At the fall of the curtain I begged the manager would not again announce me; as although, for the sake of the many who I could see were opposed to this misjudged outrage, I had gone through the business once, I could not again subject them to the annoyance of such a collision, or myself to continued insult.

I was, however, happily induced to change this determination at the request of many gentlemen of the place, who assured me that the whole thing arose from stories most industriously circulated by one or two ill-conditioned actors, backed by inflammatory handbills and a scurrilous print.

Out of this affair, which threatened me serious annoyance, I really gathered a new proof of the kindness of the people of this country, for I found persons on all sides interesting themselves for me, although I entered the place without an acquaintance; and, had I not stood in need of help, so in all probability should I have quitted it: but in this hour of annoyance, men not of theatrical habits put themselves actively forward to shield a calumniated stranger from insult or injury; in consequence of this interposition, on my next appearance, nothing could be more orderly than the conduct of the audience.
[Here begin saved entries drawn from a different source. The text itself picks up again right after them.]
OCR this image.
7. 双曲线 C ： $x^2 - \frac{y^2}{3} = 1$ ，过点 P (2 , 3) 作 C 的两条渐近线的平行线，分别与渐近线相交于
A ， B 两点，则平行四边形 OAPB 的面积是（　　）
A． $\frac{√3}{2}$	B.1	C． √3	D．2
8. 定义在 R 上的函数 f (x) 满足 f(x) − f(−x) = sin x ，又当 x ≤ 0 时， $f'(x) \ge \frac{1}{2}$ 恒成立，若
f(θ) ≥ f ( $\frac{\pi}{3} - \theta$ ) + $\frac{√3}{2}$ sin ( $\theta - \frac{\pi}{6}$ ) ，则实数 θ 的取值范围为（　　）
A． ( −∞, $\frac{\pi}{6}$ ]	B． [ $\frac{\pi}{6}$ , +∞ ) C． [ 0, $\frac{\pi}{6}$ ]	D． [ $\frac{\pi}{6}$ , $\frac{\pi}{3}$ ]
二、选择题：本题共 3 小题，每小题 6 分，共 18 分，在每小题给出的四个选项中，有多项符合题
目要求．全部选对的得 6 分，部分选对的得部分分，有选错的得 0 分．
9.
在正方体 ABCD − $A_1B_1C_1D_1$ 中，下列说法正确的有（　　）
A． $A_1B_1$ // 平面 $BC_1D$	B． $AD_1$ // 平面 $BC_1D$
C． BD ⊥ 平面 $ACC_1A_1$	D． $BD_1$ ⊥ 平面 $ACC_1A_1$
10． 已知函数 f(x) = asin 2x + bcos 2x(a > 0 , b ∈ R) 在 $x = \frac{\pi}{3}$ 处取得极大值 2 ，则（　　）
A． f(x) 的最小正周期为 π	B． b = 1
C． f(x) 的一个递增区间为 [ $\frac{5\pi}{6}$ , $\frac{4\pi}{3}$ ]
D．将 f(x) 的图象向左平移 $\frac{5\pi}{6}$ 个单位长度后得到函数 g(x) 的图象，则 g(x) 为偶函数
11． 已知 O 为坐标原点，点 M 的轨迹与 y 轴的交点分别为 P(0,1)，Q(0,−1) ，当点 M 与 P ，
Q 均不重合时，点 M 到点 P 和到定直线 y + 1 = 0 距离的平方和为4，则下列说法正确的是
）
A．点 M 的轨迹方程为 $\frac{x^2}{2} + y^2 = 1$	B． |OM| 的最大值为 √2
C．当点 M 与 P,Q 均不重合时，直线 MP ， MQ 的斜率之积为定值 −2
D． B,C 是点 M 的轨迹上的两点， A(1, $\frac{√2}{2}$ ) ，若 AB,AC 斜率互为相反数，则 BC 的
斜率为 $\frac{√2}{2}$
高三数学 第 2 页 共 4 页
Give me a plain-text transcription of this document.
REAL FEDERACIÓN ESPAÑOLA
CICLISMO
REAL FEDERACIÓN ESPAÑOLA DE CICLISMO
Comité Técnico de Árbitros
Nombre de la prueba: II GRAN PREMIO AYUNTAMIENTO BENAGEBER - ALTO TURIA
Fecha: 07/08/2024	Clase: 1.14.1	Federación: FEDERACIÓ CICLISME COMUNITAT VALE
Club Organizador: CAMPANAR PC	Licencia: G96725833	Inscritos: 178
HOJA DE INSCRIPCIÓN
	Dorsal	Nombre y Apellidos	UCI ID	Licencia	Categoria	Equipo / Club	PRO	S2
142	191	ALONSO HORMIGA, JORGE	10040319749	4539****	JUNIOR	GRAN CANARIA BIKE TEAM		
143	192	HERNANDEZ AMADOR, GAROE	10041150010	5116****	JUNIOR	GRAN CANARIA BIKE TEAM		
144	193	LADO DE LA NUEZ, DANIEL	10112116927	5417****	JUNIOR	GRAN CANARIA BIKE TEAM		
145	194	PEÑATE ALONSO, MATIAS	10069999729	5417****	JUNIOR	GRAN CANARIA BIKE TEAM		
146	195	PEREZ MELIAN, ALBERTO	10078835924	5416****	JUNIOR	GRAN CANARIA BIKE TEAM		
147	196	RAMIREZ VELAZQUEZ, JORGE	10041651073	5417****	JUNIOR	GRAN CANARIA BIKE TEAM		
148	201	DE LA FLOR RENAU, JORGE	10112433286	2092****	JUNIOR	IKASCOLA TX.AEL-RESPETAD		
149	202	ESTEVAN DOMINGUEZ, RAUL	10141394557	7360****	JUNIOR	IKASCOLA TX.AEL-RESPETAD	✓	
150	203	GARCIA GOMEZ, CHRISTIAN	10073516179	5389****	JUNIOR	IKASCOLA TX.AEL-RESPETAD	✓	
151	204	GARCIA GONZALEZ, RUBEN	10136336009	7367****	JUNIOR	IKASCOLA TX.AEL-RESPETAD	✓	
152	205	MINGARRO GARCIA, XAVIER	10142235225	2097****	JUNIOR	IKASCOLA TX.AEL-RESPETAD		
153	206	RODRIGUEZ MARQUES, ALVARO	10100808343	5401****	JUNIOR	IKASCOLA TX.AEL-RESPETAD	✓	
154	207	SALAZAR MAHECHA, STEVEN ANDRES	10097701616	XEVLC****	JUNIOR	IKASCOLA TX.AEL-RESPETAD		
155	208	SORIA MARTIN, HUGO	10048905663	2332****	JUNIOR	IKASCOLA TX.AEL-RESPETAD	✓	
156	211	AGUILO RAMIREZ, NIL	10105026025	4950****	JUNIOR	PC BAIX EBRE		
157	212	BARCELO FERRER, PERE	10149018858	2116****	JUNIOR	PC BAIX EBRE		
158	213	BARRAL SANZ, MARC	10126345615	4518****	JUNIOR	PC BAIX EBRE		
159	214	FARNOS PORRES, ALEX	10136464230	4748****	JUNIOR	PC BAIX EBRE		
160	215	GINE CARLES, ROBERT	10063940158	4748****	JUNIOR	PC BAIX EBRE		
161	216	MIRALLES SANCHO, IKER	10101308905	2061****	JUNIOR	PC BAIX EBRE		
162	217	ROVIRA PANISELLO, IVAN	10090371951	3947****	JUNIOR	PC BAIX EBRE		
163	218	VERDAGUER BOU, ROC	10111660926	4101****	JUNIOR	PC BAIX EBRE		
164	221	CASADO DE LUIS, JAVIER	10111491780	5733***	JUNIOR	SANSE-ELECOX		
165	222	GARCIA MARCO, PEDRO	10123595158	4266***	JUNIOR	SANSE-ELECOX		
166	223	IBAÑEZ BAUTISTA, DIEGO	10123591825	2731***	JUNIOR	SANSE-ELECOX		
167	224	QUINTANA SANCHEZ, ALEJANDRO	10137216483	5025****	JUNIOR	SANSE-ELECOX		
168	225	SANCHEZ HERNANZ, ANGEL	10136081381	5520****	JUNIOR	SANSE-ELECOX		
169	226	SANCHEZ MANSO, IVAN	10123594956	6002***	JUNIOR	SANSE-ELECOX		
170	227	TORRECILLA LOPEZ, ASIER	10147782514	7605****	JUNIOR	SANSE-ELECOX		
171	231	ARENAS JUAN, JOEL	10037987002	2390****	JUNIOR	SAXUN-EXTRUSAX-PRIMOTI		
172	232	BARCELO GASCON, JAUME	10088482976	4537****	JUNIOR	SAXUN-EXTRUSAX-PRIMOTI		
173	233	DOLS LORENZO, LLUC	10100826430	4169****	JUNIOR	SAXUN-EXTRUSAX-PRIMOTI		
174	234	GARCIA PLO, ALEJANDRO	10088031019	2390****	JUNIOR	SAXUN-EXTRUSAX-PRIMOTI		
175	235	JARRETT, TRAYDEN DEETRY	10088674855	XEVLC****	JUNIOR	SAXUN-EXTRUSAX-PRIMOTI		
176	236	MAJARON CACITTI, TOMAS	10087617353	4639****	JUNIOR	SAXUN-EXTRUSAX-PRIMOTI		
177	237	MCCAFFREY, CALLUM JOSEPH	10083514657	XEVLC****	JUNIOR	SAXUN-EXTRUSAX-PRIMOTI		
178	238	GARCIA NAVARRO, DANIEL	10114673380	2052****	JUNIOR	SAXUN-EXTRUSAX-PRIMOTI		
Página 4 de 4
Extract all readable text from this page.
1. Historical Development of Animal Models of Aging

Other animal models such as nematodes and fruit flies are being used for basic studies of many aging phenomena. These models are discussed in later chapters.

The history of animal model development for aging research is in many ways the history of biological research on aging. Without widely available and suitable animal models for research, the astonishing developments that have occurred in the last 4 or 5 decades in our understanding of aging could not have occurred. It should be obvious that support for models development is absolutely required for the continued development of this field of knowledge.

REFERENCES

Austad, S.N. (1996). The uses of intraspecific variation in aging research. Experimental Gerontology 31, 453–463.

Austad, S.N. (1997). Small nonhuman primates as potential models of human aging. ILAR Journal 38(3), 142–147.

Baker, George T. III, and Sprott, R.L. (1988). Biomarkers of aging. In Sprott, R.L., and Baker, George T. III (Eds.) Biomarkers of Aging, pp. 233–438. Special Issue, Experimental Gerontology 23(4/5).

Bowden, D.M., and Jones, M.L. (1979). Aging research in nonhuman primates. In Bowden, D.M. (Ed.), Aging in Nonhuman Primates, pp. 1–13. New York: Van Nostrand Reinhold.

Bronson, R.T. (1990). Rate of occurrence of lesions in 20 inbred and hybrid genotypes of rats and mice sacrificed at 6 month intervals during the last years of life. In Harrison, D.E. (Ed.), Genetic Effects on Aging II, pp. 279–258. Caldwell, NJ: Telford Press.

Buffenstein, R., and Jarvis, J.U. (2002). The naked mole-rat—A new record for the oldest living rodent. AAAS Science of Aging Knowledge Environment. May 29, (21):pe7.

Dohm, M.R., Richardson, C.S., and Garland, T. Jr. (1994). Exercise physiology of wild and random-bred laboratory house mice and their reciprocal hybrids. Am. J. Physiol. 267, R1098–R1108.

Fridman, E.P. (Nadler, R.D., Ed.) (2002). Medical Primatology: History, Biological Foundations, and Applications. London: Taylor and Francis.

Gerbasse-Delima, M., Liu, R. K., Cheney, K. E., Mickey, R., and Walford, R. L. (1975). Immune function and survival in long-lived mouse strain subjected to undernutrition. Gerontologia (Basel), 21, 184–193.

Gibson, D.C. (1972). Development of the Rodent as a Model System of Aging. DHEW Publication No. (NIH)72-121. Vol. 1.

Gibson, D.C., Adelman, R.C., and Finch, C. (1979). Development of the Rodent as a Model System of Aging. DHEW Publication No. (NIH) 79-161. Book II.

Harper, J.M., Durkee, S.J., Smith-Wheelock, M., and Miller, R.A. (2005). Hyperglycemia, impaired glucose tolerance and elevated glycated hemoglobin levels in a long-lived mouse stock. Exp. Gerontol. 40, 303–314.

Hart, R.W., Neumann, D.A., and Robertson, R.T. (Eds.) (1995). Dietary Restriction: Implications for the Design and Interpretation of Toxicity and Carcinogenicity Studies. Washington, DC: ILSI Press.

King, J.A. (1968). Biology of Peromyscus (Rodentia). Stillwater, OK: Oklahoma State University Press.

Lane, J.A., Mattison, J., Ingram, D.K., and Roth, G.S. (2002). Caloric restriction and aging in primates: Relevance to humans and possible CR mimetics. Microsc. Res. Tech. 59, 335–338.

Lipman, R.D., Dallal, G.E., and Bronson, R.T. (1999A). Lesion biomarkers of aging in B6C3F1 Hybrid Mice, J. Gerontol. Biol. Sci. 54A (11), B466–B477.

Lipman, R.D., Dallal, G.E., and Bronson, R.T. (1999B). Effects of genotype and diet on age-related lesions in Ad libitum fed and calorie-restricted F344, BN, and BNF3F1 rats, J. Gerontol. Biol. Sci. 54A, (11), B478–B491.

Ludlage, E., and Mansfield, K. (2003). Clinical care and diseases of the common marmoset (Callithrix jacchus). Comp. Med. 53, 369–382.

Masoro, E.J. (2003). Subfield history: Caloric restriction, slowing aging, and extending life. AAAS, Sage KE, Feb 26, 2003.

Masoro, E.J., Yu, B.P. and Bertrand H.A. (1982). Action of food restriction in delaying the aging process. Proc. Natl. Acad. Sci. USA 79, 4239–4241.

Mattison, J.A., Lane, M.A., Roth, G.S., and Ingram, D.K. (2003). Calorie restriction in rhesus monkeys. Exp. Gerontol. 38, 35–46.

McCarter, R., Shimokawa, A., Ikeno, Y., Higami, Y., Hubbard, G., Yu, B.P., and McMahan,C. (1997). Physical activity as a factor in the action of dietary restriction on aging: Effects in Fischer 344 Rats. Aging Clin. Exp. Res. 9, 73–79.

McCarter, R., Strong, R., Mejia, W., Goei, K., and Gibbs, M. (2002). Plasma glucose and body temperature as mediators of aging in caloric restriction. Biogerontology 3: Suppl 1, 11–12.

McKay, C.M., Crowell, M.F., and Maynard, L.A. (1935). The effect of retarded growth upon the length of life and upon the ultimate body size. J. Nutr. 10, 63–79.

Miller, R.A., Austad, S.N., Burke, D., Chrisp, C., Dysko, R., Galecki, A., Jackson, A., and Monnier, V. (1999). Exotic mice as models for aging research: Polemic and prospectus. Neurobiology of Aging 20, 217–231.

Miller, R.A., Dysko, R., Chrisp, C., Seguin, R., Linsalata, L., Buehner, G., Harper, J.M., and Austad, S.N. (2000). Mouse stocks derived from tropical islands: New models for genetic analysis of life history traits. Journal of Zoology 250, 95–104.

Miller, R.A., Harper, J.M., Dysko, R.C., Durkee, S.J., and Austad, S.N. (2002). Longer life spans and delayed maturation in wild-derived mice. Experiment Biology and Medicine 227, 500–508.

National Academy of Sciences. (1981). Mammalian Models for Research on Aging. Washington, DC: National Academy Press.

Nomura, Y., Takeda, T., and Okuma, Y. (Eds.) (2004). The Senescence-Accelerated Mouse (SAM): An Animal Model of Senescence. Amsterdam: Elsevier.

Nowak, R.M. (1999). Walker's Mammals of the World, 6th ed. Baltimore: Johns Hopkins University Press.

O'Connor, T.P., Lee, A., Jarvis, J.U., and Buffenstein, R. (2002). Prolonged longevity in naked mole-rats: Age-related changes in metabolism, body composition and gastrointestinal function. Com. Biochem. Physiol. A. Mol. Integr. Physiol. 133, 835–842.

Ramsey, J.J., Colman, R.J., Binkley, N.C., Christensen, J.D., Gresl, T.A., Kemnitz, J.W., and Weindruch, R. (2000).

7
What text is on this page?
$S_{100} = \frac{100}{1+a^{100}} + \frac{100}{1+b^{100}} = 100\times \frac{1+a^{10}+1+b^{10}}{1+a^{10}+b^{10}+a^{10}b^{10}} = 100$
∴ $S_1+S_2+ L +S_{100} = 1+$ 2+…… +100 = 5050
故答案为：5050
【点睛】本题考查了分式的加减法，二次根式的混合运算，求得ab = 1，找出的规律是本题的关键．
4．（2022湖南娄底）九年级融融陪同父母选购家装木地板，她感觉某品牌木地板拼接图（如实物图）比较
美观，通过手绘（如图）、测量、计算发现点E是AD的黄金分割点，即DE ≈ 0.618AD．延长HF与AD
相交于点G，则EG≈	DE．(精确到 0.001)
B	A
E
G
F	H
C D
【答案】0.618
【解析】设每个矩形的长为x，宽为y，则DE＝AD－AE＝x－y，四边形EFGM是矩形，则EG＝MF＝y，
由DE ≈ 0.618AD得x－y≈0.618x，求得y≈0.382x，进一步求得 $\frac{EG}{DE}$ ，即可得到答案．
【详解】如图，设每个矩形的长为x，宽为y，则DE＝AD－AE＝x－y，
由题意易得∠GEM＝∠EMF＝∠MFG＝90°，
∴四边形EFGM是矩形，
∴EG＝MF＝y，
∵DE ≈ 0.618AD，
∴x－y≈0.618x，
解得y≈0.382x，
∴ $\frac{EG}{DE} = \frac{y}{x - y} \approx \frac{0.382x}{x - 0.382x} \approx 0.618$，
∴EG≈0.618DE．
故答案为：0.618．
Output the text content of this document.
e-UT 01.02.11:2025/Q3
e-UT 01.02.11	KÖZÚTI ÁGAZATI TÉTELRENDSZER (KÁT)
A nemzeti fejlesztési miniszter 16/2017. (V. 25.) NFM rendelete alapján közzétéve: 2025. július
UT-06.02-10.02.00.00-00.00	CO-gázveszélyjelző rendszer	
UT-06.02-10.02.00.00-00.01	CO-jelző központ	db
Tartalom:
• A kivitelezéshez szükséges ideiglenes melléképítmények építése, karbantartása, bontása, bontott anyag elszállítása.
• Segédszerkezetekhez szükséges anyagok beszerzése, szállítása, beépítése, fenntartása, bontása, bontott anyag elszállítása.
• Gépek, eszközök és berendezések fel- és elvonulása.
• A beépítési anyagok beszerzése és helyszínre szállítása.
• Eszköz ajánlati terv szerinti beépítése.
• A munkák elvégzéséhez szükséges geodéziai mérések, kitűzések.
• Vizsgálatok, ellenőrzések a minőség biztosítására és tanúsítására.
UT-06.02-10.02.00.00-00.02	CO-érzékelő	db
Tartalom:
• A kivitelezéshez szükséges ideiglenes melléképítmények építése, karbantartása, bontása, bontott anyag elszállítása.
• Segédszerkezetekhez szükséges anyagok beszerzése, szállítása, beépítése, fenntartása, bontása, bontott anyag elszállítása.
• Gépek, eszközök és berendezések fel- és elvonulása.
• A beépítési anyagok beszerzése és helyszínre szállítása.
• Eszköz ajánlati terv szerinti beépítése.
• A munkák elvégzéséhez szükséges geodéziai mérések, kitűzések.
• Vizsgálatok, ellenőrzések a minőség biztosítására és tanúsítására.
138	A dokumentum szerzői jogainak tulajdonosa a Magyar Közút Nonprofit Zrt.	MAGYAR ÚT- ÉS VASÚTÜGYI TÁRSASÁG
I concluded my engagement, which was only for four nights, and left the theatre with a promise to return, which pledge, at some inconvenience, I redeemed; and I have never been able to regret a momentary vexation which obtained for me many friends, and made known to me the sterling good feeling existing in Albany, of which I might otherwise have remained ignorant.

The rides about Albany are numerous, the roads the best in the country; and the little city of Troy, with its Mount Ida, worthy even the celestial visitants who honoured its less beautiful predecessor with their presence. Higher up lies Waterford, a thriving place, also charmingly situated; and, near this, the Fall of the Cohoos, one of the finest natural objects in the country. Indeed, a morning's ride in this direction offers a succession of views that can nowhere be surpassed, and which I do not remember to have often seen equalled.